Shadow Lighthouse Quick Start¶
This is the shortest path from an Octopus raw workspace to a queryable Lighthouse read-side index.
Install¶
cd /path/to/shadow-lighthouse
uv sync
1. Inspect the layout¶
uv run shadow-lighthouse --config config.example.toml show-layout \
--source cninfo_announcements
The default config writes read-side data under:
data/lighthouse/
2. Ingest one Octopus source¶
uv run shadow-lighthouse --config config.example.toml ingest-raw-source \
--source cninfo_announcements \
--octopus-source-root ../shadow-octopus/data/octopus/cninfo_announcements \
--skip-text
Use --skip-text when you only need catalog, document list, issuer lookup, and object metadata.

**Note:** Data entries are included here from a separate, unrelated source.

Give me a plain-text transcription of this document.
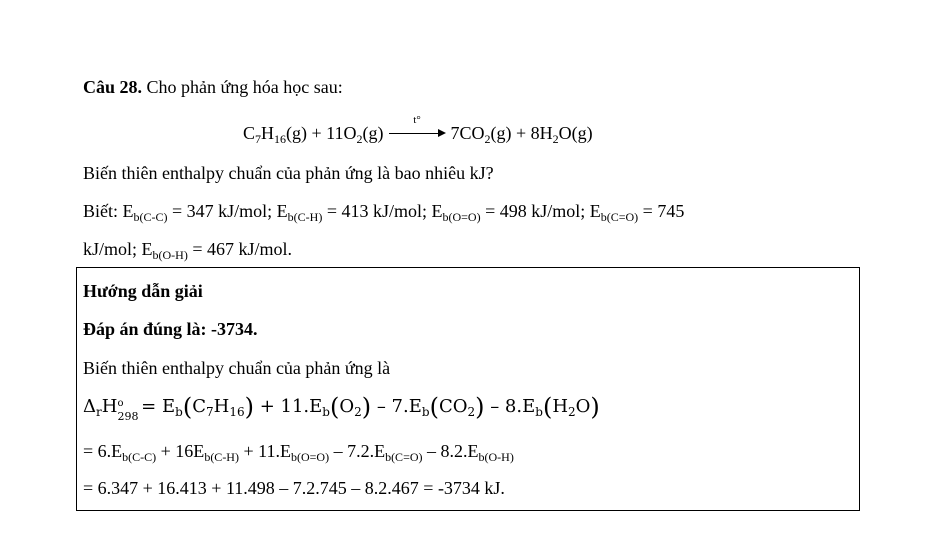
Câu 28. Cho phản ứng hóa học sau:
$C_7H_{16}(g) + 11O_2(g)$
t°
$7CO_2(g) + 8H_2O(g)$
Biến thiên enthalpy chuẩn của phản ứng là bao nhiêu kJ?
Biết: $E_{b(C-C)} = 347$ kJ/mol; $E_{b(C-H)} = 413$ kJ/mol; $E_{b(O=O)} = 498$ kJ/mol; $E_{b(C=O)} = 745$
kJ/mol; $E_{b(O-H)} = 467$ kJ/mol.
Hướng dẫn giải
Đáp án đúng là: -3734.
Biến thiên enthalpy chuẩn của phản ứng là
$\Delta_rH$ o
298
= $E_b(C_7H_{16}) + 11.E_b(O_2) - 7.E_b(CO_2) - 8.E_b(H_2O)$
= $6.E_{b(C-C)} + 16E_{b(C-H)} + 11.E_{b(O=O)} - 7.2.E_{b(C=O)} - 8.2.E_{b(O-H)}$
= 6.347 + 16.413 + 11.498 – 7.2.745 – 8.2.467 = -3734 kJ.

Remove it when local objects are present and text extraction is appropriate for the machine.
3. Use incremental ingest for live append-only records¶
For minute-level news sources, use incremental ingest so Lighthouse consumes only new raw record lines:
uv run shadow-lighthouse --config config.example.toml ingest-raw-source \
--source sina7x24 \
--octopus-source-root ../shadow-octopus/data/octopus/sina7x24 \
--incremental \
--max-records-per-run 20000 \
--skip-text
The incremental cursor is stored in:
<source>/indexes/raw-ingest-state.json
4. Verify the read-side workspace¶
uv run shadow-lighthouse --config config.example.toml verify-source \
--source cninfo_announcements \
--require-data
Check source status:
uv run shadow-lighthouse --config config.example.toml source-status \
--source cninfo_announcements
5. Query from the CLI¶
List latest documents:
uv run shadow-lighthouse --config config.example.toml list-documents \
--source cninfo_announcements \
--limit 20
Look up documents for one issuer:
uv run shadow-lighthouse --config config.example.toml list-issuer-documents \
--source cninfo_announcements \
平安银行
Search source-local text:
uv run shadow-lighthouse --config config.example.toml search-text \
--source cninfo_announcements \
"年度报告"
6. Serve HTTP¶
Serve every initialized source workspace:
uv run shadow-lighthouse --config config.example.toml serve \
--host 127.0.0.1 \
--port 8766
Smoke test:
curl "http://127.0.0.1:8766/health"
curl "http://127.0.0.1:8766/documents?source=cninfo_announcements&limit=24"